The United Kingdom was plagued with a dark history of football-related violence as well. And the league there responded with new, advanced security measures to try to head off the worst of it. An integrated ticketing system can flag potential issues before the tickets are even purchased, using an algorithm that can notice when, say, a Leeds United fan tries to buy a regular admittance seat in London. Supporters are required to buy tickets with their government ID, which is linked to a system that tracks and flags potential issues.
Wisnu Prasetya Utomo, a football fan and media observer at Remotivi, found out about the system first-hand when he was barred from watching a Leeds United vs. Millwall match while attending school in the UK. That match was designated as having a high-risk of violence, and Wisnu, who had seen a previous Leeds match, was prevented from entering the stadium.
“I’ve tried to explain that ‘I’m not a Leeds supporter. I’m just an international student who wants to watch a football match’, but they still didn’t allow me to watch," he told VICE. "I understand that, in some cases, it’s like an early warning system that identifies away team’s supporters."
Fans of the away team are contained in a smaller, more secure part of the stadium, one with its own entrance and exit. They also have to come as a group, not individuals, so the management can determine where they sit and how many seats to put aside.
But just because there's a way to mitigate the violence aboard doesn't mean it can work in Indonesia too. A similar system here would require the involvement of the central government, which, so far, isn't involved in the ticketing process of football games.

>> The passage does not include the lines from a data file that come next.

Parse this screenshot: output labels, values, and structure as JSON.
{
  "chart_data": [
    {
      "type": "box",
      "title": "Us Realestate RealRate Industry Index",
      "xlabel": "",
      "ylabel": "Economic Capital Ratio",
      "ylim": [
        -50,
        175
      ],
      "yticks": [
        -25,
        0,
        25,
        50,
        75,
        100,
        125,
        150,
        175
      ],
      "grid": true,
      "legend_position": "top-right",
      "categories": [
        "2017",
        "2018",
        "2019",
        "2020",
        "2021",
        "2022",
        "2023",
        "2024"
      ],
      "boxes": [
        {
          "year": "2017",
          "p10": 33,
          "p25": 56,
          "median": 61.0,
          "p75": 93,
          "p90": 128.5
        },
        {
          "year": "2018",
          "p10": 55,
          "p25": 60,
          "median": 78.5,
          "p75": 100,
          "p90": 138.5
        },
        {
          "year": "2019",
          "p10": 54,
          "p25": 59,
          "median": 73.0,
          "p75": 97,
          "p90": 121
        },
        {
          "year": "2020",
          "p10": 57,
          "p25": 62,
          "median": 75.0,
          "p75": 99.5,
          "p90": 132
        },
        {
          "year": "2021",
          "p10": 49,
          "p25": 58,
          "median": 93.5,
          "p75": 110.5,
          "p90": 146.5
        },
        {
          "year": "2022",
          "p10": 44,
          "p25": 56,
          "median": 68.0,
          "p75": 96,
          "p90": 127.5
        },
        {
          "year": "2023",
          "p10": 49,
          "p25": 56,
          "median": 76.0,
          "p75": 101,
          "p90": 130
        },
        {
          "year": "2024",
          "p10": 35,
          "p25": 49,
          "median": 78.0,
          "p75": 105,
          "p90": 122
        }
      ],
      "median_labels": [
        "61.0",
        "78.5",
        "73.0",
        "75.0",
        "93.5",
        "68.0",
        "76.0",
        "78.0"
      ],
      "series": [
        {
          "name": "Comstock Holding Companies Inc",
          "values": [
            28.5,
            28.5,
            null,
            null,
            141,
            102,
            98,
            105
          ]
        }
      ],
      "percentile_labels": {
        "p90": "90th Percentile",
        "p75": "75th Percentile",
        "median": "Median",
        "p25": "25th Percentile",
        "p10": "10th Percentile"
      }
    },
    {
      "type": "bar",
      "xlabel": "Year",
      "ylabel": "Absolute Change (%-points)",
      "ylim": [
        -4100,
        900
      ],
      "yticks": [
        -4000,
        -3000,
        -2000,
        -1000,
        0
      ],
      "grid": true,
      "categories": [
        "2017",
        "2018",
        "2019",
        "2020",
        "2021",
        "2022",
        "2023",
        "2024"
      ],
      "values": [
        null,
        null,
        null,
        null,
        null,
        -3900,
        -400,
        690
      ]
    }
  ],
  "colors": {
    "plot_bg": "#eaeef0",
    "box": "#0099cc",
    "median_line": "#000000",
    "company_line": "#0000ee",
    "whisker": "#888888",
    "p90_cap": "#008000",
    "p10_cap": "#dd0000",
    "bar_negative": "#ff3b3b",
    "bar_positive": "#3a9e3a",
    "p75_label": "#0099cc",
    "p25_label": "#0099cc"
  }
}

“In England, whenever you want to buy a ticket online, you’ll need to fill in your ID-card number, address, et-cetera, so that everything is traceable," Wisnu recalled. "And you can trace back the seat number to the buyer. We’re still not able to do that here because there are a lot of scalpers."

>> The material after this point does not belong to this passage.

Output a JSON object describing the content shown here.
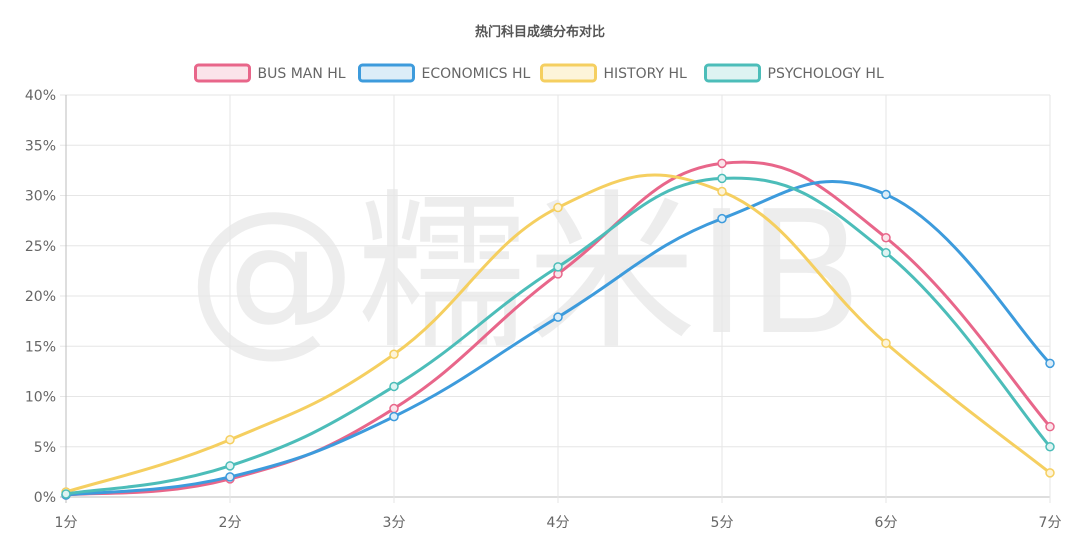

Then there's the fact that a lot of fans in Indonesia are watching the matches without any tickets at all. The night of Haringga's death, there were nearly 50,000 people in attendance, according to Persib officials. But the stadium only holds 38,000 and there were only 36,500 tickets sold. That's 13,500 fans totally unaccounted for who, even with a new advanced system, would've remained unknown to security.
“We can’t compare what we have to how it is in England and Europe," Irfan, of Persib, told VICE. "There, people won’t go to the stadium if they don’t have the tickets. But here in Indonesia, if their favorite team is playing, they will come to the stadium regardless, hoping they will find a way in somehow.”
Still, both Persib and Persija said they were working on a system to better track who was buying which tickets to which matches.
“Persib is trying to implement online ticketing," Irfan told VICE. "They’ve stated the terms and condition to buy tickets, and how to become an official member of Persib. The problem is, when somebody buys tickets for other people, [Persib] can’t control it."
And Persija is still trying to sort out its own database of diehard fans first.
“Maybe it’s still a long way to go until we can trace a ticket to an individual, but with the existing Jakmania system, it’s easier for us to identify what the coordinators do," Budi Saputra, the head of Persija's ticketing division, told VICE. "So we will prioritize our tickets for those who are official members of Jakmania."
Without massive structural changes, it's only a matter of time before the next instance of violence rears its head. But, for Wisnu, it's all about taking that first step.
"It’s the changes in the league infrastructure and football federation that got English league to where it is now,' he said. "It seems that Indonesia today is more like English leagues in the 70s. There’s a long way to go."